Get Ready for a Frank Oral Argument

The National Law Journal cited director of litigation and the director of the Center for Class Action Fairness at the Competitive Enterprise Institute, Ted Frank, in its Supreme Court Brief on law.com for his upcoming Frank v. Gaos oral argument before the Supreme Court.

Theodore Frank has been firing shots at so-called “cy pres” settlements—an especially controversial component of some class actions—for more than a decade. On October 31, he will take his crusade all the way to the U.S. Supreme Court, lock, stock and barrel.

That is because Frank, director of the Center for Class Action Fairness at the Competitive Enterprise Institute, isn’t just the named petitioner in the case Frank v. Gaos. He will also argue for his first time before the high court, on his own behalf.

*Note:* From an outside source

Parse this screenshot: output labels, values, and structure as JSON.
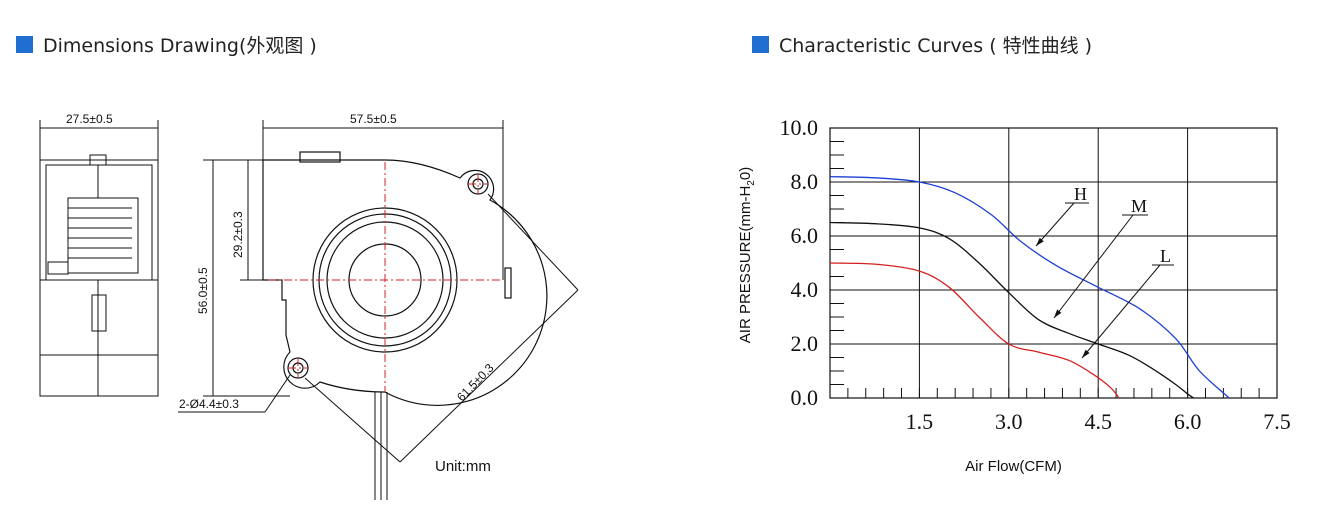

It’s an exceedingly rare happening at the Supreme Court, where detached, dispassionate advocacy is prized. Frank’s decision inevitably evokes the hoary, male-predominant axiom that “he who represents himself has a fool for a client.”

“I’m well aware of the famous aphorism,” Frank said in an interview Monday as he awaited the next round of briefing in the case, which could produce one of the most important class action rulings in years. “And I made sure I wasn’t suffering from Dunning-Kruger syndrome.” That’s the phenomenon whereby low-ability people think they have much greater ability than they really do.

But as he thought about the case, he decided, “I should hire the person who has won the most cy pres cases in the appellate courts. That’s me.”

In this case, Frank objected to a class action against Google involving the privacy of users’ search queries. It settled for $8.5 million, but because of the huge number of Google users and more than $3 million in attorney fees, it was impractical to distribute the minimal awards. That’s where the cy pres settlement came in, distributing the remaining $5 million or so to institutions that work toward protection of privacy on the Internet.

“Cy pres” is a shortened Old French expression that means, roughly, “as near as possible,” signifying a settlement that approximates what the class action was about, even though class members don’t receive anything directly.